Bupati Sumedang Dr. H. Dony Ahmad Munir,S.T.,M.M dan Wakil Bupati H. Erwan Setiawan,S.E masing-masing beserta istri datang langsung ke Kota Salatiga guna mengetahui strategi Salatiga dalam mengatasi pandemi Covid-19. Rombongan beserta Forkopimda Sumedang tersebut diterima oleh Wali Kota Yuliyanto dan istri beserta Forkopimda di Rumah Dinas Wali Kota , 19/11.
Bupati Sumedang Dr. H. Dony Ahmad Munir menyampaikan maksud ke Kota Salatiga selain menjalin silaturrahmi juga ingin mengetahui strategi pembangunan Kota Salatiga. “Saya mengetahui bahwa Kota Salatiga adalah kota paling toleran di Indonesia serta kota terbaik di Jawa Tengah dalam penanganan Covid-19. Kami ingin mengetahui, mendengar dan melihat langsung bagaimana Kota Salatiga menjalankan programnya. Saya pernah ke Salatiga sewaktu itu berkunjung ke Sekolah Qaryah Tahayyibah,” Bupati Sumedang menyampaikan maksud.
Dalam sambutan selamat datang, wali kota memaparkan strategi membangun kota dan strategi mengatasi pandemi covid-19. “Kami Kota Salatiga dalam membangun Kota kita utamakan membangun manusianya dengan sasaran 3 W, yaitu; wareg ekonomi berkecukupan, waras terkait dengan pemenuhan layanan kesehatan, wasis terkait dengan pendidikan, anggaran pendidikan Salatiga mendekati angka 40 persen dari APBD. Kami mengutamakan membangun jiwa dan raga masyarakat, ekonomi serta kesehatannya. Kalau masyarakat sejahtera maka diajak hal negatif tidak mau, bahkan diajak demo saja susah,” tutur wali kota.

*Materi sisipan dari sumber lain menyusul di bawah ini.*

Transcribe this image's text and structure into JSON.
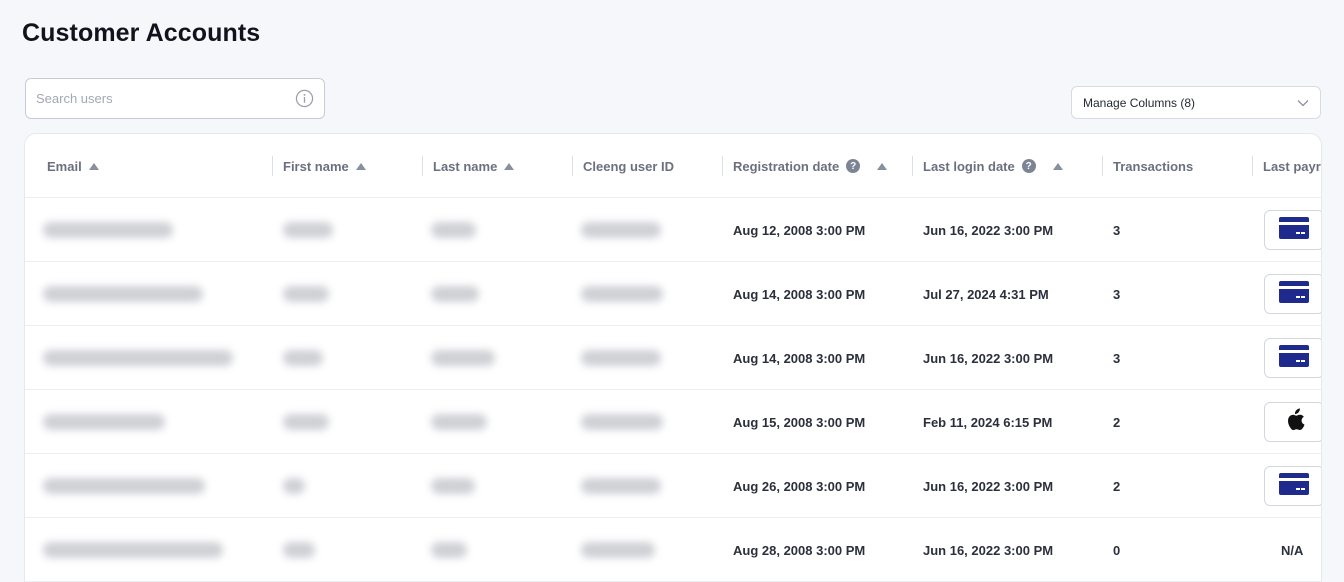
{
  "page": {
    "title": "Customer Accounts"
  },
  "search": {
    "placeholder": "Search users",
    "value": ""
  },
  "manage_columns": {
    "label": "Manage Columns (8)"
  },
  "table": {
    "columns": [
      {
        "label": "Email",
        "sortable": true
      },
      {
        "label": "First name",
        "sortable": true
      },
      {
        "label": "Last name",
        "sortable": true
      },
      {
        "label": "Cleeng user ID",
        "sortable": false
      },
      {
        "label": "Registration date",
        "sortable": true,
        "help": "?"
      },
      {
        "label": "Last login date",
        "sortable": true,
        "help": "?"
      },
      {
        "label": "Transactions",
        "sortable": false
      },
      {
        "label": "Last payr",
        "sortable": false
      }
    ],
    "rows": [
      {
        "registration_date": "Aug 12, 2008 3:00 PM",
        "last_login_date": "Jun 16, 2022 3:00 PM",
        "transactions": "3",
        "last_payment": "card-icon"
      },
      {
        "registration_date": "Aug 14, 2008 3:00 PM",
        "last_login_date": "Jul 27, 2024 4:31 PM",
        "transactions": "3",
        "last_payment": "card-icon"
      },
      {
        "registration_date": "Aug 14, 2008 3:00 PM",
        "last_login_date": "Jun 16, 2022 3:00 PM",
        "transactions": "3",
        "last_payment": "card-icon"
      },
      {
        "registration_date": "Aug 15, 2008 3:00 PM",
        "last_login_date": "Feb 11, 2024 6:15 PM",
        "transactions": "2",
        "last_payment": "apple-icon"
      },
      {
        "registration_date": "Aug 26, 2008 3:00 PM",
        "last_login_date": "Jun 16, 2022 3:00 PM",
        "transactions": "2",
        "last_payment": "card-icon"
      },
      {
        "registration_date": "Aug 28, 2008 3:00 PM",
        "last_login_date": "Jun 16, 2022 3:00 PM",
        "transactions": "0",
        "last_payment": "N/A"
      }
    ]
  },
  "colors": {
    "card_icon": "#1e2a8c",
    "accent_text": "#10131c",
    "header_text": "#6b7080"
  }
}
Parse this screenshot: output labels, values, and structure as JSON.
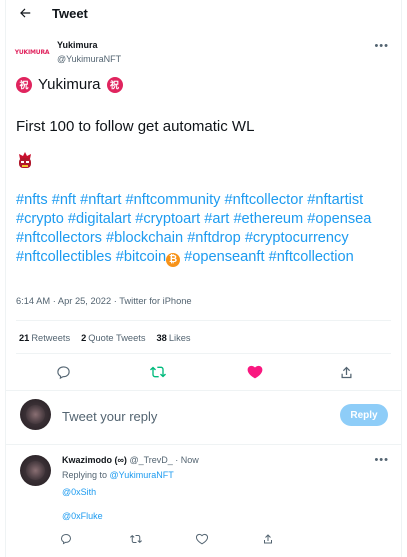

“TNI dan Polri terus kita ajak untuk membangun, mulai dari jambanisasi, TMMD, bedah rumah, sampai resik-resik kota, termasuk dalam penanganan covid kita rangkul. Adapun kuncinya dari penanganan covid-19 di Kota Salatiga adalah transparansi, ada yang positif dan sembuh kita informasikan baik melalui media sosial FB, Youtube, dan media lainnya,” tambah Yuliyanto.
“Gugus tugas kita bentuk hingga tingkat RW, yang kita beri anggaran 15 per RW untuk penanganan covid. Dinas utamanya satpol juga berikan informati dan operasi di lapangan terkait protokol kesehatan. Tentunya tidak semudah yang kita bayangkan, butuh kesabaran, kekompakan, kerjasama. Pasar pun 900 pedagang diswab dan rapid tidak ada yang mengecewakan. Tapi sekarang ada libur 4 hari malah muncul klaster keluarga, karena berkunjung ke saudara di luar kota atau sebaliknya dan lupa menerapkan protokol kesehatan. Kebijakan hak tenaga kesehatan juga kita anggarkan. Lebih dari 8000 warga yang swab dan rapid,” pungkasnya.